LL: Sim. A Abap está lançando o índice de sustentabilidade na propaganda. Nós disponibilizamos nesta semana no nosso site um debate público sobre esses indicadores. Queremos usar a propaganda para disseminar a sustentabilidade. As pessoas podem, neste espaço, sugerir, na leitura dos indicadores, como aperfeiçoá-los, e aí faremos audiências públicas para implantá-los. Na sequência, pretendemos lançar o Prêmio Abap de Sustentabilidade. Estamos fazendo isso porque existe uma preocupação latente, na associação, de que nós não podemos admitir o "bate-bumbo" de que a empresa é sustentável se ela realmente não está adotando práticas sustentáveis.
Chegamos a detectar várias empresas que estão querendo abraçar o adjetivo da sustentabilidade sem praticá-lo. Então, os indicadores de sustentabilidade na propaganda são um incentivo da Abap para todos os seus associados, para que eles façam com que suas marcas sejam utilizadas de uma forma sustentável. Fizemos uma pesquisa recentemente com o Ibope sobre a imagem da propaganda brasileira. 87% dos entrevistados disseram que gostam da propaganda e que não imaginam o mundo sem ela. Está em todo lugar, faz parte da cultura popular. Por outro lado, 67% elogiaram campanhas de responsabilidade social, campanhas de vacinação, até campanhas de economia de energia na época do apagão. Ou seja, mesmo para um assunto "chato", o consumidor gostou da comunicação, do esclarecimento.
RMF: Fale um pouco mais sobre o congresso que a ABAP está organizando.
LL: Estarão presentes entidade como Abert, ANJ, Aner, Abei, Abrapromo, Abap etc. Desta vez o congresso terá um espectro maior, já que a comunicação evoluiu. Ele será realizado em maio do ano que vem, e nós vamos discutir assuntos importantes, tais como maneiras de utilizar a força de uma grande ideia nas diferentes plataformas, liberdade de expressão comercial, a questão do equilíbrio entre agências, veículos e anunciantes. O Brasil é bom em comunicação, nós temos grandes profissionais de comunicação.
RMF: Quais serão os impactos que eventos como a Copa do Mundo e as Olimpíadas terão sobre o mercado publicitário?

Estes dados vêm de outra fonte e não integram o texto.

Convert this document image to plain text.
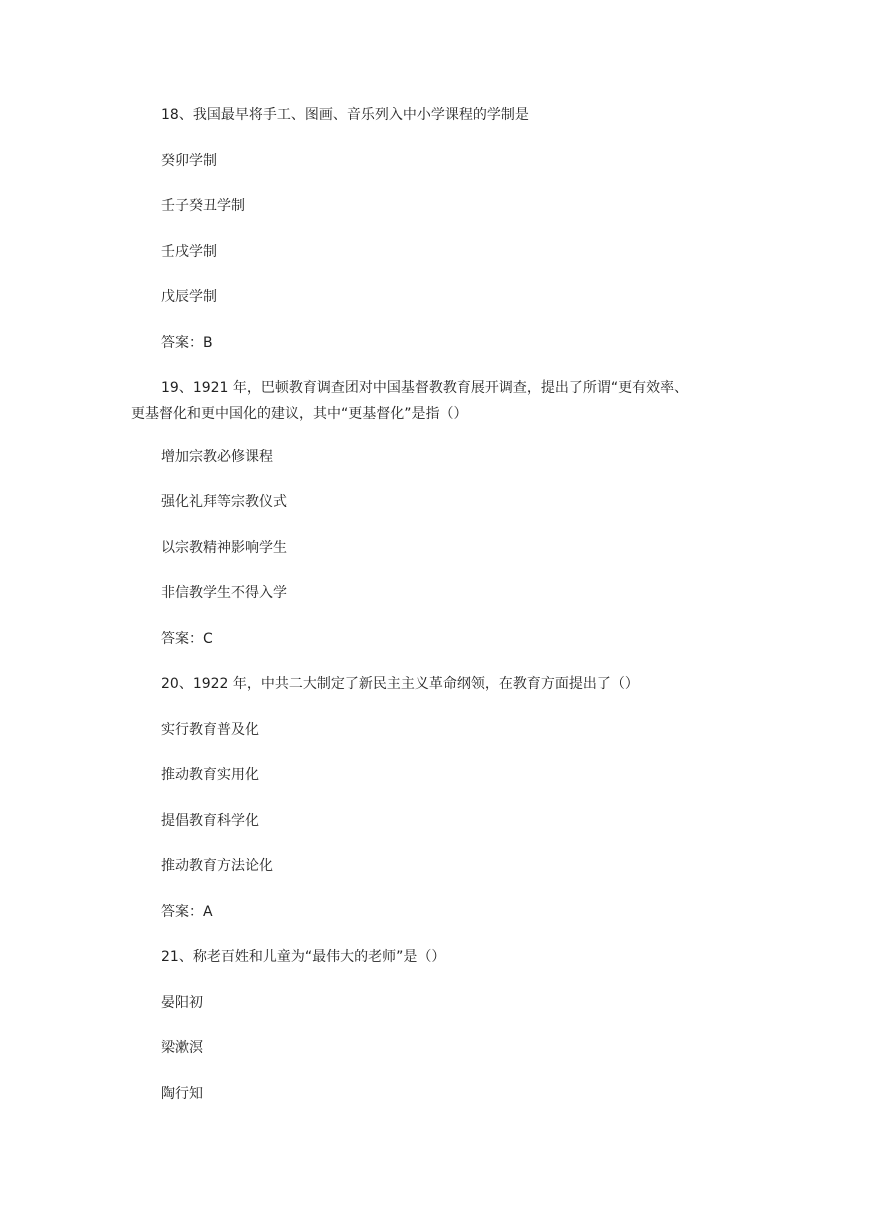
18、我国最早将手工、图画、音乐列入中小学课程的学制是
癸卯学制
壬子癸丑学制
壬戌学制
戊辰学制
答案：B
19、1921 年，巴顿教育调查团对中国基督教教育展开调查，提出了所谓“更有效率、
更基督化和更中国化的建议，其中“更基督化”是指（）
增加宗教必修课程
强化礼拜等宗教仪式
以宗教精神影响学生
非信教学生不得入学
答案：C
20、1922 年，中共二大制定了新民主主义革命纲领，在教育方面提出了（）
实行教育普及化
推动教育实用化
提倡教育科学化
推动教育方法论化
答案：A
21、称老百姓和儿童为“最伟大的老师”是（）
晏阳初
梁漱溟
陶行知
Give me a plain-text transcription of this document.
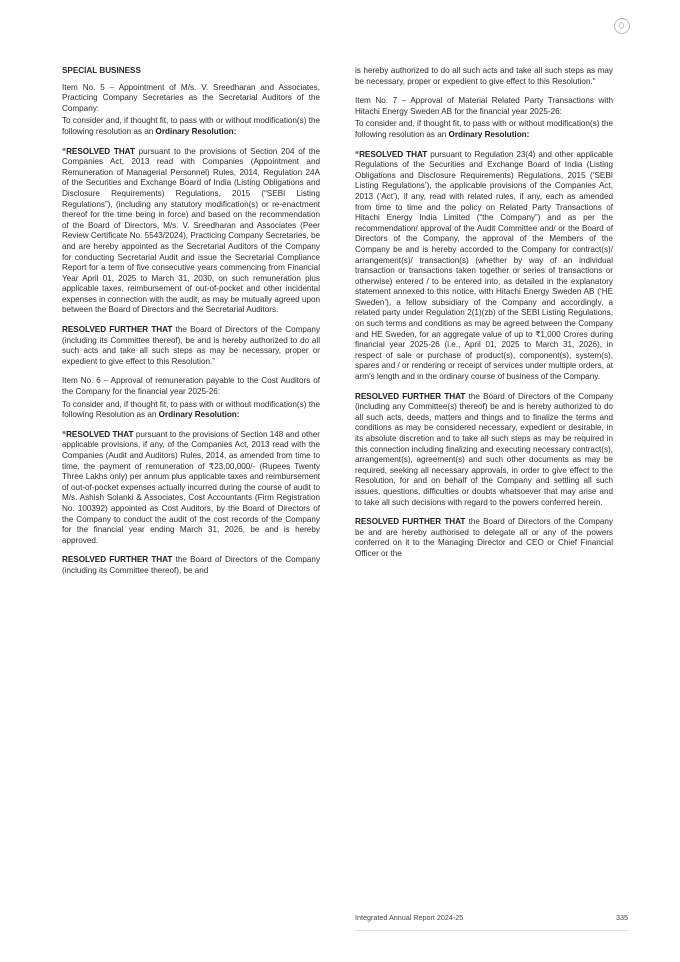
SPECIAL BUSINESS

Item No. 5 – Appointment of M/s. V. Sreedharan and Associates, Practicing Company Secretaries as the Secretarial Auditors of the Company:

To consider and, if thought fit, to pass with or without modification(s) the following resolution as an Ordinary Resolution:

“RESOLVED THAT pursuant to the provisions of Section 204 of the Companies Act, 2013 read with Companies (Appointment and Remuneration of Managerial Personnel) Rules, 2014, Regulation 24A of the Securities and Exchange Board of India (Listing Obligations and Disclosure Requirements) Regulations, 2015 (“SEBI Listing Regulations”), (including any statutory modification(s) or re-enactment thereof for the time being in force) and based on the recommendation of the Board of Directors, M/s. V. Sreedharan and Associates (Peer Review Certificate No. 5543/2024), Practicing Company Secretaries, be and are hereby appointed as the Secretarial Auditors of the Company for conducting Secretarial Audit and issue the Secretarial Compliance Report for a term of five consecutive years commencing from Financial Year April 01, 2025 to March 31, 2030, on such remuneration plus applicable taxes, reimbursement of out-of-pocket and other incidental expenses in connection with the audit, as may be mutually agreed upon between the Board of Directors and the Secretarial Auditors.

RESOLVED FURTHER THAT the Board of Directors of the Company (including its Committee thereof), be and is hereby authorized to do all such acts and take all such steps as may be necessary, proper or expedient to give effect to this Resolution.”

Item No. 6 – Approval of remuneration payable to the Cost Auditors of the Company for the financial year 2025-26:

To consider and, if thought fit, to pass with or without modification(s) the following Resolution as an Ordinary Resolution:

“RESOLVED THAT pursuant to the provisions of Section 148 and other applicable provisions, if any, of the Companies Act, 2013 read with the Companies (Audit and Auditors) Rules, 2014, as amended from time to time, the payment of remuneration of ₹23,00,000/- (Rupees Twenty Three Lakhs only) per annum plus applicable taxes and reimbursement of out-of-pocket expenses actually incurred during the course of audit to M/s. Ashish Solanki & Associates, Cost Accountants (Firm Registration No. 100392) appointed as Cost Auditors, by the Board of Directors of the Company to conduct the audit of the cost records of the Company for the financial year ending March 31, 2026, be and is hereby approved.

RESOLVED FURTHER THAT the Board of Directors of the Company (including its Committee thereof), be and

is hereby authorized to do all such acts and take all such steps as may be necessary, proper or expedient to give effect to this Resolution.”

Item No. 7 – Approval of Material Related Party Transactions with Hitachi Energy Sweden AB for the financial year 2025-26:

To consider and, if thought fit, to pass with or without modification(s) the following resolution as an Ordinary Resolution:

“RESOLVED THAT pursuant to Regulation 23(4) and other applicable Regulations of the Securities and Exchange Board of India (Listing Obligations and Disclosure Requirements) Regulations, 2015 (‘SEBI Listing Regulations’), the applicable provisions of the Companies Act, 2013 (‘Act’), if any, read with related rules, if any, each as amended from time to time and the policy on Related Party Transactions of Hitachi Energy India Limited (“the Company”) and as per the recommendation/ approval of the Audit Committee and/ or the Board of Directors of the Company, the approval of the Members of the Company be and is hereby accorded to the Company for contract(s)/ arrangement(s)/ transaction(s) (whether by way of an individual transaction or transactions taken together or series of transactions or otherwise) entered / to be entered into, as detailed in the explanatory statement annexed to this notice, with Hitachi Energy Sweden AB (‘HE Sweden’), a fellow subsidiary of the Company and accordingly, a related party under Regulation 2(1)(zb) of the SEBI Listing Regulations, on such terms and conditions as may be agreed between the Company and HE Sweden, for an aggregate value of up to ₹1,000 Crores during financial year 2025-26 (i.e., April 01, 2025 to March 31, 2026), in respect of sale or purchase of product(s), component(s), system(s), spares and / or rendering or receipt of services under multiple orders, at arm’s length and in the ordinary course of business of the Company.

RESOLVED FURTHER THAT the Board of Directors of the Company (including any Committee(s) thereof) be and is hereby authorized to do all such acts, deeds, matters and things and to finalize the terms and conditions as may be considered necessary, expedient or desirable, in its absolute discretion and to take all such steps as may be required in this connection including finalizing and executing necessary contract(s), arrangement(s), agreement(s) and such other documents as may be required, seeking all necessary approvals, in order to give effect to the Resolution, for and on behalf of the Company and settling all such issues, questions, difficulties or doubts whatsoever that may arise and to take all such decisions with regard to the powers conferred herein.

RESOLVED FURTHER THAT the Board of Directors of the Company be and are hereby authorised to delegate all or any of the powers conferred on it to the Managing Director and CEO or Chief Financial Officer or the

Integrated Annual Report 2024-25	335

LL: O Brasil hoje é mercado-chave para as principais marcas globais. É o quinto maior mercado do mundo, é o terceiro maior mercado do mundo para cartão de crédito, é o segundo maior mercado de cosméticos. Então não há hoje como uma empresa global deixar de considerar o Brasil um mercado-chave. Levando em conta isso e o potencial que as marcas vão desenvolver nas campanhas temáticas em dois grandes eventos midiáticos, como a Copa e as Olimpíadas, teremos inúmeras oportunidades para potencializar esses eventos. Outro aspecto importante para destacar no Brasil hoje é o crescimento do mercado de consumo no nordeste, no centro-oeste e na Região Sul. Isso permite uma descentralização da propaganda. Hoje os mercados regionais estão se fortalecendo, e isso é bom para a propaganda. Os segmentos que mais anunciam continuam sendo varejo, alimentos e bebidas, telecomunicações, setores financeiro e automotivo.
RMF: Para finalizar, qual é o segredo para uma agência se destacar no mercado hoje?
LL: Acho que o segredo para se destacar no mercado é ser relevante em meio a inúmeras informações e ideias. É a chave nesta era da comunicação. Se conectar às pessoas, criar campanhas que estejam de acordo com a realidade e com os anseios do consumidor.